Parents place bike helmets on their children, fasten their seat belts, and take their babies for regular checkups because they understand the risks of not taking these steps.  However, everyone is being kept in the dark when it comes to dioxin in our food.  For example, breast milk contains fairly high levels of dioxin.  Nevertheless breast milk is still the healthiest food for baby.  EPA must release this information to new mothers so they know that nursing is the healthiest option.

Whose protection is our public agencies’ priority?

Recently, there has been an increased lobbying effort by various industries to stop the release of the EPA’s dioxin report. The International Dairy Foods Association, for example, wrote EPA a letter stating, “Animal products, such as milk and dairy foods, have the highest concentrations of dioxins, albeit at levels that are only in the parts-per-million and clearly below levels that have been determined to be unsafe. However, EPA’s proposed values for evaluating dioxin, if translated publicly to a “reference dose,” would scare consumers away from our products, and this would be contrary to the government’s own dietary guidance to consume three servings of low-fat or fat-free dairy each day in order to get essential nutrients found in milk and dairy.”

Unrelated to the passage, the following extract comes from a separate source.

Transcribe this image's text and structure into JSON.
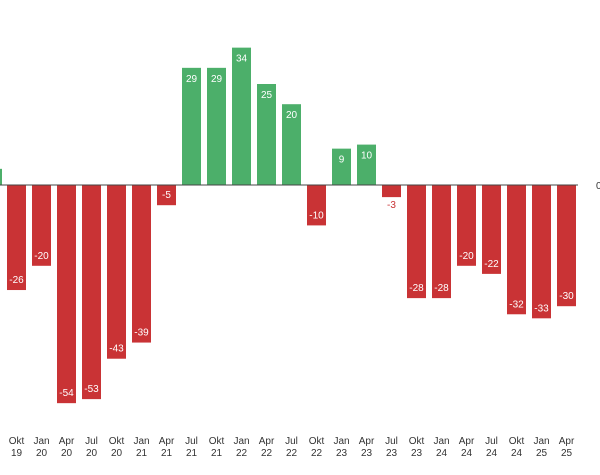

Releasing the EPA’s dioxin report will help consumers make choices in food products that are low in fat content (as recommended by government’s dietary guidance) and could educate the dairy lobbyists as well since they got it wrong in their letter. Low fat and fat free products are not the big problem, because dioxin is carried into food products through the fat content.

Consumers should call their federal representatives and urge them to support the release of the EPA’s dioxin report so they can make their own decisions about what is safe.  It is time to stop assuming the American people will not understand and give them the scientific information.